Posted in general area but it is warre so i thought i'd share here too. Maybe you can assess this situation.

On May 1 a package was installed in a traditional Warre hive. They drew out 3-4 frames and then no queen could be found by an amateur beek relative of mine.

There then was drone brood everywhere and all cells were laid in, indicative of laying workers.

He added one frame of brood but he didn't follow protocol and add one a week for three weeks. No supercedure cells were made.

Then on June 1, I got a queen and have it to this gentleman and he installed her. At this point, the hive had maybe 300 bees during inspection according to him.

Today, I said I could have the hive and the 50 bees plus the queen that are still in this pathetic hive. There was no viable brood in the hive and a many dead capped cells. I guess they had so few bees they died of exposure with no nurses? No brood left alive, no eggs, no food except a paltry amount of uncapped nectar and some pollen.

He had another disaster with a 10 frame Lang and we did lots of cutting to fix that hive. I was able to cut out some brood. 

I did the following:

1.) cut his top bars out 3-4 and nailed them into half Frames I had for a new modified warre.

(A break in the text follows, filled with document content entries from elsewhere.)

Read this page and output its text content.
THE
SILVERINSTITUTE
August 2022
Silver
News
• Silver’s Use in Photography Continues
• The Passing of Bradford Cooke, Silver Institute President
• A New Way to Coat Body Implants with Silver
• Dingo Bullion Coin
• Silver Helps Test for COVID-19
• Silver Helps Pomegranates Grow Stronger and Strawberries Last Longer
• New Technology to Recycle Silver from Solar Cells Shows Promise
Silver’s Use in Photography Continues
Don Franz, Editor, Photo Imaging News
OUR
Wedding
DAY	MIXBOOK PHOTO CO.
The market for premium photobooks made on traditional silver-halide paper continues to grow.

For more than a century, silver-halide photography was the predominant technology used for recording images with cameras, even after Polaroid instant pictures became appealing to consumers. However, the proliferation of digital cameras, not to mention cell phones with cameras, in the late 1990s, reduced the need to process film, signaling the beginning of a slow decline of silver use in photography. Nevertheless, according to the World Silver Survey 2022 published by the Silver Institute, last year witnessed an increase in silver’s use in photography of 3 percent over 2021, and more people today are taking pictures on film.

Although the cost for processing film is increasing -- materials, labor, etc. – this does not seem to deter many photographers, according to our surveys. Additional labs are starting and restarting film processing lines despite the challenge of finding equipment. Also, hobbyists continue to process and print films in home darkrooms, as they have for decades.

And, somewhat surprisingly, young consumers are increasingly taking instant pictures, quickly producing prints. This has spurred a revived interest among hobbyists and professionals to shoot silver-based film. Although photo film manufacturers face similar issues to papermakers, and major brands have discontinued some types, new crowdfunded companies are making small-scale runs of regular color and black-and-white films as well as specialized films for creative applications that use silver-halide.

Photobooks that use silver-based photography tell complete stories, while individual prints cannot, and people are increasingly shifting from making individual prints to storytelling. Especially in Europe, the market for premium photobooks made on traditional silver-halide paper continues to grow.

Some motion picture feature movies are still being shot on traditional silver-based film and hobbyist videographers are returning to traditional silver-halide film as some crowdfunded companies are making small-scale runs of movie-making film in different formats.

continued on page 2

This was just for some comb.

2.) I took some capped brood and a few eggs from a Lang he had and rubber banded them into the modified frames. 

3.) I moved all the bees and frames into modified warre a the same location hoping to gather up as many foragers as possible.

Next step intentions for a one hive body "warre 8 frame Nuc"

1.) I take this hive at night to my home.

2.) I shake some nurse bees into a hive body and do a newspaper combine to give them some paltry some of additional bees.

3.) I repeat the includes with more newspaper brush ins for a few weeks.

4.) I feed these bees with a top feeder non-stop through fall, then sugar or fondant through winter.

What do you think of my plan? Any recommendations?

Do you think the queen is good, she stopped laying due to low numbers and no food?

Is my approach likely to save/make a viable colony?


----------



## BernhardHeuvel (Mar 13, 2013)

You need a laying queen. A strong one. Get one first! Get rid of the failing queen. 

All else is too much work for a colony, that collapses later most probably. A waste of time and ressources. Sure it is no fun for the bees either. 

Make an artificial swarm with a young queen that already is laying; install that swarm and proceed as you planned. 

Bernhard


----------



## BernhardHeuvel (Mar 13, 2013)

Bottom line: you need a new colony.


----------



## Rookhawk (May 20, 2013)

I don't know if I have a failing queen so I find it interesting you diagnose her as such. 

I thought I had a failing colony with insufficient heat and brood coverage due to low numbers?


----------



## BernhardHeuvel (Mar 13, 2013)

Could be both. But 50 bees plus the queen is less than what you find in a very small mating nuc. So this colony already is dead. Failing queens often lead to dwindling and failing hives. Usually you find a lot of queen cups and cells in those hives. Do you have any pictures?


----------



## jadebees (May 9, 2013)

Just addingbrood wont requeen. It must be an egg or 1 day or less larvae.


----------